The last of the three conditions keeping Syria's dictator in power finally collapsed this week.(Khaled Al Hariri/Reuters)
The Assad dynasty, which has ruled the most strategic chunk of land in the Arab world for more than 40 years, may now face insurmountable odds. The three fundamental rules in a dictator's playbook of power have changed over the past two weeks.
Although modern autocrats rarely rally a majority, my experience is that they need at least 30 percent support at home to survive serious opposition challenges. They also need powerful foreign allies to prevent international isolation or invasion. And they also need to prevent viable, credible, or recognized alternatives to their leadership so they remain the only source of order.
President Bashar al-Assad is now closer -- much closer -- than at any point in the 20-month conflict to losing out on all three. And his use of imprecise but deadly Scud missiles against his own people this month demonstrates that he has no backup game plan.

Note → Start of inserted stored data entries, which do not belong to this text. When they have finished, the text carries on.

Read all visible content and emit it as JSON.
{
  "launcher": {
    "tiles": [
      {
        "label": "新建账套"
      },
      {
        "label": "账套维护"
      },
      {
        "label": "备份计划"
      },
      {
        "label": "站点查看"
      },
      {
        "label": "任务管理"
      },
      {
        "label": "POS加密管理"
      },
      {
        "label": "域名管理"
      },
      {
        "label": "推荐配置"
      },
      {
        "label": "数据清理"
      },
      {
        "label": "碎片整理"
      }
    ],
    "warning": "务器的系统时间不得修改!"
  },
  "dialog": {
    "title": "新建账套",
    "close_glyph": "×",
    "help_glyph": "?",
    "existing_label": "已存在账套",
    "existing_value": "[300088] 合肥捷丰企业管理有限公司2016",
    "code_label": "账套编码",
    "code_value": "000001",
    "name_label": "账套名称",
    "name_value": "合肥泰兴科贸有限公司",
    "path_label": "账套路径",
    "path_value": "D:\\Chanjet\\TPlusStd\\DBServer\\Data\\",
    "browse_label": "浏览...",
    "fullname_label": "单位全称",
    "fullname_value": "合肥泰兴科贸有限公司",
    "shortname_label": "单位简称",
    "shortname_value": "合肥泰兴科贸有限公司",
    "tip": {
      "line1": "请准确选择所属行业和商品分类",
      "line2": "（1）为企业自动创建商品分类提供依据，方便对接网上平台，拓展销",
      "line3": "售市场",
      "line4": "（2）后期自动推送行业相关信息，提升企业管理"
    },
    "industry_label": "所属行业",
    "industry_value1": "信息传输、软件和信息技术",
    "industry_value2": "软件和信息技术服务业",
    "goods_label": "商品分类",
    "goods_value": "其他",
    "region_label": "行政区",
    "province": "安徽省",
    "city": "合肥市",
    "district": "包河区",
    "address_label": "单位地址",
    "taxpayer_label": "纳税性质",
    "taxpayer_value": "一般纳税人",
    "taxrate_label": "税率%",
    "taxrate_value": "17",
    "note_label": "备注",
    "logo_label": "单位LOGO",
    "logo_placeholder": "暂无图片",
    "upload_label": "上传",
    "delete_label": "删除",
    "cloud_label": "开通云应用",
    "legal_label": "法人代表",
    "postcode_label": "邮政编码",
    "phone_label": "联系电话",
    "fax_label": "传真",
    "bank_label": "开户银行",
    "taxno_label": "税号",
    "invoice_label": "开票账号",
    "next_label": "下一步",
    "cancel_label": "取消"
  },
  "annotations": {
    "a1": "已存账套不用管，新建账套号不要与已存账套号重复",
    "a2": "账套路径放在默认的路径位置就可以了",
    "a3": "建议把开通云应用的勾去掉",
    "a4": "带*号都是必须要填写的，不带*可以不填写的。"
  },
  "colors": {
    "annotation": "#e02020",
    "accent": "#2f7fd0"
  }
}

Assad has lasted the longest, but also at the greatest cost to his base of support.
That doesn't mean that he will be forced out quickly or easily. In many historic last-gasps, the final battle is the bloodiest. But the odds are now decisively against the Assad regime's open-ended survival.
First, every indicator suggests the despot of Damascus no longer has one-third of the population behind him. The Assad father and son had relied on an unusual collection of minorities with interconnected political and economic self-interests. The political math added up large chunks of Alawites (12 percent), Christians (10 percent), Kurds (9 percent,) plus business elites, the corrupt who were bought, and civil servants in a bloated bureaucracy who were loyal (or apolitical) in exchange for jobs.
The numbers were important as much for security as for politics in a country without any real rights. They ensured Assad could recruit security forces with motives worth putting their lives on the line for him.
But the critical quota has been dwindling since the summer, as the regime's crackdown has grown ever more bloodthirsty and rebels have seized territory. A growing number of Alawites, an offshoot sect of Shiite Islam to which the Assad family belongs, are alarmed enough to distance themselves from the ruling clan.
Assad's army -- on paper -- was about 300,000 strong when the first protest erupted in remote Daraa, after teenagers were arrested for scribbling anti-government graffiti on public walls in March 2011. Today, the number of reliable troops may be as low as 70,000 to 80,000 in a country of 22.5 million, according to Arab and Western officials.
Yemeni President Ali Abdullah Saleh lasted 13 months because he still had significant political and military support. Libya's Moammar Qaddafi held on for eight months because he had a mix of the military, tribes or clans, and the oil-corrupted. Assad has lasted the longest, but also at the greatest cost to his base of support.